Regardless, the Chicago Plan Commission on Thursday gave its support to the idea of a facility paying tribute to the eight years that Barack answered to the title of “Mr. President.”

NOT THAT THIS resolves anything. It’s merely a “first step,” The city’s zoning board will still have to review the technical issues of whether such a facility can be permitted at that specific site on park land.

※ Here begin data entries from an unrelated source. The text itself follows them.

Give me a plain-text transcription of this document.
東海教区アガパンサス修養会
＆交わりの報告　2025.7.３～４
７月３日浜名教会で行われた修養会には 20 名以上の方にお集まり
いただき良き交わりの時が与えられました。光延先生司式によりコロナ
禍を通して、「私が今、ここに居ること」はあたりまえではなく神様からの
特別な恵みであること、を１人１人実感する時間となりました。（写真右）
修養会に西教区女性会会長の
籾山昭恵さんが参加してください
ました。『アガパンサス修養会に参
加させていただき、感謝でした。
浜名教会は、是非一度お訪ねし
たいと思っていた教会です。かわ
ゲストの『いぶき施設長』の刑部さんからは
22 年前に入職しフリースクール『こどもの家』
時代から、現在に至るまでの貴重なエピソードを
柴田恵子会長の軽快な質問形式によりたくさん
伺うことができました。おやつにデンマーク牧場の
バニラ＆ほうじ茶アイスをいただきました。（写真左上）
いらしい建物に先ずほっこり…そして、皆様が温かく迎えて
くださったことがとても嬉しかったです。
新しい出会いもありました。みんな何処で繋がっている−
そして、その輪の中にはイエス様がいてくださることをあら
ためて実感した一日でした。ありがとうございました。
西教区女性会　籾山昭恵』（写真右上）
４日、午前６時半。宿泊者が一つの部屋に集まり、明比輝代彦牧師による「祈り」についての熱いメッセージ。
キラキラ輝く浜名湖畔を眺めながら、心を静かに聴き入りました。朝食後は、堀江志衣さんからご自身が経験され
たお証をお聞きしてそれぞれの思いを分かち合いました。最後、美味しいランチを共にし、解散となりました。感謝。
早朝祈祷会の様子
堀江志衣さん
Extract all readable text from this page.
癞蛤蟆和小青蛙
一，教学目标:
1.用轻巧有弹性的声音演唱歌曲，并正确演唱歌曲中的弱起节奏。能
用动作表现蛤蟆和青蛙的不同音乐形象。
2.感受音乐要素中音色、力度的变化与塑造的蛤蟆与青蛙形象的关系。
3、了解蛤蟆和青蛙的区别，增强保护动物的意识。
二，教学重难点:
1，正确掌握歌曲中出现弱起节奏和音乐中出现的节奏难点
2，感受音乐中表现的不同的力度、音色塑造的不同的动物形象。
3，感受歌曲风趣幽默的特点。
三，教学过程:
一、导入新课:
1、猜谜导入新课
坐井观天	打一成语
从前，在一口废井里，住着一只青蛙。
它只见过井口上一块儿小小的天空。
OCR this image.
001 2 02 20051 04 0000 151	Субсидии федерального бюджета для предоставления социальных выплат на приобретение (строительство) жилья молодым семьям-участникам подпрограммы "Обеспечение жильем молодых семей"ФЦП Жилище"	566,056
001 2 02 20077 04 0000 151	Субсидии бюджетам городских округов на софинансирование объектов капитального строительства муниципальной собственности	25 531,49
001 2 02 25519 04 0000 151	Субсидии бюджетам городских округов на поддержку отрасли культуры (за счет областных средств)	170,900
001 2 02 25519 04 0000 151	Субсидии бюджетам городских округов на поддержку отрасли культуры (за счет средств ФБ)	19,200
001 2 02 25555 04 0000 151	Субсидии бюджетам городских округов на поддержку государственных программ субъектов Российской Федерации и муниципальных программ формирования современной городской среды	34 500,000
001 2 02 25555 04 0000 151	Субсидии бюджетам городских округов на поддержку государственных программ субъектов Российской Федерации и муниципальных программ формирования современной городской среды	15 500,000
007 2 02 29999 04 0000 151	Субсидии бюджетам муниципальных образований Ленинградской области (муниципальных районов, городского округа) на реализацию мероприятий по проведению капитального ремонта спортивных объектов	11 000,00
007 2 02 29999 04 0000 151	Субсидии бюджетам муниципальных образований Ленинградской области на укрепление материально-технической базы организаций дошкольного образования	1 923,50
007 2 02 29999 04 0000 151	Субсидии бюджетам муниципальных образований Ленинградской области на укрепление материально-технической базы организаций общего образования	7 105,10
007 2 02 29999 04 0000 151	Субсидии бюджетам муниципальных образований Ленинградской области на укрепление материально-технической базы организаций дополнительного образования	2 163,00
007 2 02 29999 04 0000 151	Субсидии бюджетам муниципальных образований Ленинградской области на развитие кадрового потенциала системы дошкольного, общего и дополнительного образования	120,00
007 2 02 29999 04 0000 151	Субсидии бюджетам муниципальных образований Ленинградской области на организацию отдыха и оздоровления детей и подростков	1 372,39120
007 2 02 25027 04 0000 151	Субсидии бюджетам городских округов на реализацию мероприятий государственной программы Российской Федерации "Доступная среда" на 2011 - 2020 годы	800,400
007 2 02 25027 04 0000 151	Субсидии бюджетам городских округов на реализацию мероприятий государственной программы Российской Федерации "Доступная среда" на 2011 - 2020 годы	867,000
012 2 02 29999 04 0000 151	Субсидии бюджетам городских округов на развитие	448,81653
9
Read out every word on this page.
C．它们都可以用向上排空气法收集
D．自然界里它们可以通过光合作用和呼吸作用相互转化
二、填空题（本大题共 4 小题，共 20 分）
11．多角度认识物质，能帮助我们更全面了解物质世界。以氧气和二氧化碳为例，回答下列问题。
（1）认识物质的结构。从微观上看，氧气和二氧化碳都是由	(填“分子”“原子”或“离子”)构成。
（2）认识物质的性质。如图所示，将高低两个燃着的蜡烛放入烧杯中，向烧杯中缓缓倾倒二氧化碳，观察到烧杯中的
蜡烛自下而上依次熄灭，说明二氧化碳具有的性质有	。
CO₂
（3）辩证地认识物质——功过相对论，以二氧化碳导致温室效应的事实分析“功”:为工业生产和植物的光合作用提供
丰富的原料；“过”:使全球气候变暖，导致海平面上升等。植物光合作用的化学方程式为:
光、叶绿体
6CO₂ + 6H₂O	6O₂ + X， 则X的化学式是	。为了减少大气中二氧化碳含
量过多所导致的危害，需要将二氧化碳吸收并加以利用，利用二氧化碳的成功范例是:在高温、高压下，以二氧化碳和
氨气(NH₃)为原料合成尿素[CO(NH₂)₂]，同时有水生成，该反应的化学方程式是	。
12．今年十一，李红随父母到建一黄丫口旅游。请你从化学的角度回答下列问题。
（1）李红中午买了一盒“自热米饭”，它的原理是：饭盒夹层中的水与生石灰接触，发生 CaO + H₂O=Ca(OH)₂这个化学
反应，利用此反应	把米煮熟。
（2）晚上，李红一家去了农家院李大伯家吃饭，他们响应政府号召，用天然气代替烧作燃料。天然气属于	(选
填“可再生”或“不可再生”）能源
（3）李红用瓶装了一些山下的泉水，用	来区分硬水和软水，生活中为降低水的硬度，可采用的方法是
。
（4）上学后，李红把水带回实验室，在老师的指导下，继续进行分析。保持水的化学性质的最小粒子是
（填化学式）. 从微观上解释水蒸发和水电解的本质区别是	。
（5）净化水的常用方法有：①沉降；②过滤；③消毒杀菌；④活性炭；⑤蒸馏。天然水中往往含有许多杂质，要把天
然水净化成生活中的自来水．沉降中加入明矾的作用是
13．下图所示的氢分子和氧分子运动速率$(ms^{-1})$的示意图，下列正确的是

The full City Council also will have to take a vote on whether to approve an agreement by which the Obama Center would lease the land from the city. There’s also the fact that federal officials will have a say because the Jackson Park site is of significance as it is on the National Register of Historic Places.
The way 'others' want to think

What with the fact the World’s Fair of 1893 – an official celebration of the 400th anniversary of Christopher Columbus’ “discovery” of the Americas and an unofficial event celebrating the city’s full recovery from the great fire of 1871 – having been held there.

Technically, one could argue that Obama, with his plans to erect buildings with a museum and library, is defacing a historic site.

BUT NONE OF that seemed to interest the officials who gave their approval. They may not have the lengthiest timespan for appreciating history, or maybe they think the election of Obama as the nation’s first non-white official to become U.S. president is a historic-enough event to want to pay tribute to.

Anyway, it puts Chicago city officials as being on the record for wanting this project here – even though I don’t doubt there are some people who oppose the idea because they’d rather have nothing built that pays tribute to Obama.

They’re the kind who are inclined to believe in this Age of Trump that we ought to erase all traces that the nearby Hyde Park neighborhood ever produced someone who rose to the level of the Oval Office.

While others are just close-minded enough and have grown used to having nothing of any significance in their home neighborhood. Of course, they’ll also complain about the fact that no one invests in their neighborhood, but it seems they’d rather complain instead of trying to do something to change.

THEY, I SUSPECT, were the ones who gathered at City Hall hours before the Plan Commission hearing began so they could hold simultaneous pickets, both for and against the idea of an Obama Center.
The presidential center, as envisioned by the Obama Foundation

They also were the ones who spent several hours during Thursday’s hearing making their objections known, and probably thinking they were disrespected by the commission – which likely had its mind made up even before the hearing.

So now we take baby steps toward development of the 19-acre site, which supposedly will have an eight-story museum tower, a forum building with auditorium and a third building that will be used, in part, as a Chicago Public Library branch.

What’s most ironic about all this fuss is that this WON’T actually be where the documents recording the Obama Administration will be stored. Those will be kept elsewhere, at a facility that most likely will rival the Gerald R. Ford Presidential Library in Grand Rapids, Mich., as having the lowest levels of public interest.